Politician and comedian Serhiy Prytula, who ran for Kyiv mayor as the Voice party candidate in 2020, announced he’s creating a political party on Sept. 28.
“So far, it’s in the process of being formed,” Prytula said in an interview aired on Channel 24. “If you want an exclusive — naming, branding and so on, then give me some time, and I will tell you everything.”
JOIN US ON TELEGRAM
Follow our coverage of the war on the @Kyivpost_official.
“This will definitely not be just some virtual story,” he added.
Prytula hopes to get into Verkhovna Rada with his new party — something he hadn’t managed to do in the latest 2019 parliamentary elections. He was 30th on the Voice party ballot, which got just 20 seats out of 423.
Prytula said he is already putting together his team in several regions. As for financing, Prytula said he’s negotiating with “businessmen of different calibers,” but “none among them can be called oligarchs.”
Who is Prytula
Prytula, 40, became famous in 2008 when he started hosting the morning show Pidyom — the same one that employed Oleksandr Skichko, the governor of Cherkasy Oblast. Since then, Prytula has hosted various TV shows.
He is known for his sarcastic humor. When Russia started its war in eastern Ukraine, he raised money for Ukrainian soldiers, spent part of the income from his concerts on military aid, and financed the rehabilitation center for war victims in his native city Ternopil.

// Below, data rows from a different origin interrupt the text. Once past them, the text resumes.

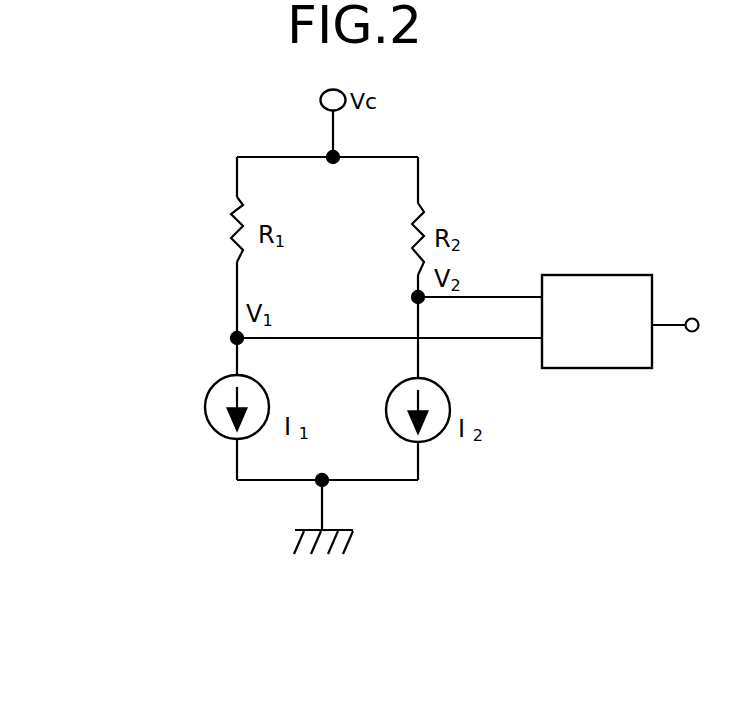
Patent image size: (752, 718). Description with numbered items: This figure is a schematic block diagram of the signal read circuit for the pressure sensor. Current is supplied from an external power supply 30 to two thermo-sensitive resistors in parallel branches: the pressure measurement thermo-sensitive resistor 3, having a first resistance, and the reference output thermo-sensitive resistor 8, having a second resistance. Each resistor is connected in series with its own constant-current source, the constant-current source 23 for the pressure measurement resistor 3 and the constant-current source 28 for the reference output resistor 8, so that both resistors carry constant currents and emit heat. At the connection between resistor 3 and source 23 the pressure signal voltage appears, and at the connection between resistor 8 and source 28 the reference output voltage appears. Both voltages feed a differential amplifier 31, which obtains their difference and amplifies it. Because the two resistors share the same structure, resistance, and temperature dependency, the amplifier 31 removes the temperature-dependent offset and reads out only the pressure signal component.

The pressure measurement thermo-sensitive resistor 3 is at (223, 222).
The reference output thermo-sensitive resistor 8 is at (422, 208).
The constant-current source 23 is at (207, 398).
The constant-current source 28 is at (428, 420).
The external power supply 30 is at (357, 125).
The differential amplifier 31 is at (570, 312).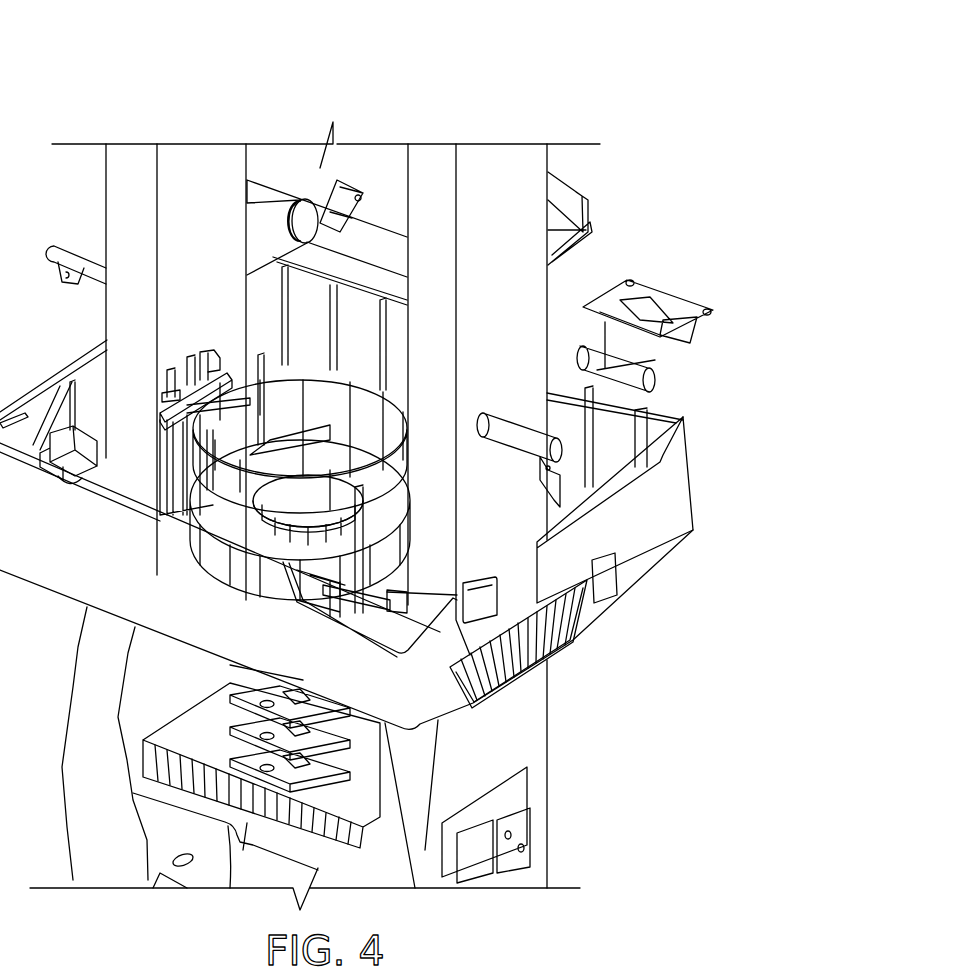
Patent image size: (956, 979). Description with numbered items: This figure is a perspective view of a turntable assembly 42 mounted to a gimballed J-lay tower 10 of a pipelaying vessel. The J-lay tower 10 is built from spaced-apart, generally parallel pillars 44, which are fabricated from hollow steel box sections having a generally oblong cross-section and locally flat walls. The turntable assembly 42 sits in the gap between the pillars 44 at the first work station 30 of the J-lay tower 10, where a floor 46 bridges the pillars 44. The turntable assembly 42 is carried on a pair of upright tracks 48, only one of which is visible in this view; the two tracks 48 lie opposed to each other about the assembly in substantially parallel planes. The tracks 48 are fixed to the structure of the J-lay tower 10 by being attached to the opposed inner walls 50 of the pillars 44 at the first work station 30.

The J-lay tower 10 is at (592, 72).
The first work station 30 is at (640, 545).
The turntable assembly 42 is at (160, 413).
The pillars 44 is at (126, 214).
The floor 46 is at (345, 395).
The upright tracks 48 is at (170, 373).
The inner walls 50 is at (207, 170).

Prytula entered Ukrainian politics in 2019 by running for parialment on the Voice party ballot. In the mayoral election in Kyiv in 2020, Prytula took third place, with 7.87% of the votes. Voice also gained nine out of 120 seats in the Kyiv city council.
Leaving Voice
In June, Prytula, who was planning to revive the stagnating Voice party, said he’s giving up on the project.
“I’m not leaving politics. I’m leaving a party which, thanks to its new leadership, has moved so far away from our initial principles that it is possible to say that the point of no return has been passed,” Prytula said in his statement published on Facebook.
Voice issued a statement saying that the ex-comedian placed personal ambitions above the party’s interests.
“We are not surprised that Prytula’s personal ambitions and desire to get governing positions at any cost prevailed over a common goal,” the party stated. “We wish him good luck in building his own political project, which he will obviously undertake.”
Some experts believe that Prytula’s departure was crucial for Voice. The party’s electoral support has evaporated amid infighting after its former leader, Svyatoslav Vakarchuk, left politics.
“Vakarchuk’s departure was a knockdown, Prytula’s departure is a knockout,” Anatoly Oktysiuk, a political expert at local think tank Democracy House, told the Kyiv Post in June. “The party is done.”
In spring 2021, serious disagreement began between Voice members, which led to the party unofficially splitting into two camps.
Ten lawmakers, including Yaroslav Yurchyshyn, the former head of Transparency International Ukraine, and Oleksandra Ustinova, an anti-corruption activist, returned to public activism, taking part in street protests and appearing in televised court hearings in support of activist defendants. Prytula supported this group.
The other ten, including party leader Kira Rudik, economist Yaroslav Zheleznyak, and Serhiy Rakhmanin, the former deputy chief editor of the Dzerkalo Tyzhnya news outlet, moved the party deeper into mainstream politics.
In February, when half of the party took part in street protests against the conviction of activist Serhiy Sternenko, Rudik gave an interview to Interfax in which she said her party was holding coalition talks with Zelensky. However, Servant of the People denied ever having talks with Rudik. Voice members, who were taking to the streets in protest against Zelensky’s policies, urged Rudik to resign.
Instead, Prytula and several prominent lawmakers were excluded from the party’s leadership. Yurchyshyn and Ustinova publicly accused Rudik of hijacking control of Voice and missing 60% of parliamentary sessions and called on her to leave the party.
On June 16, half of the party’s 20 lawmakers broke away, creating an unofficial parliamentary group called Justice (Spravedlyvist), which later grew to 11 deputies.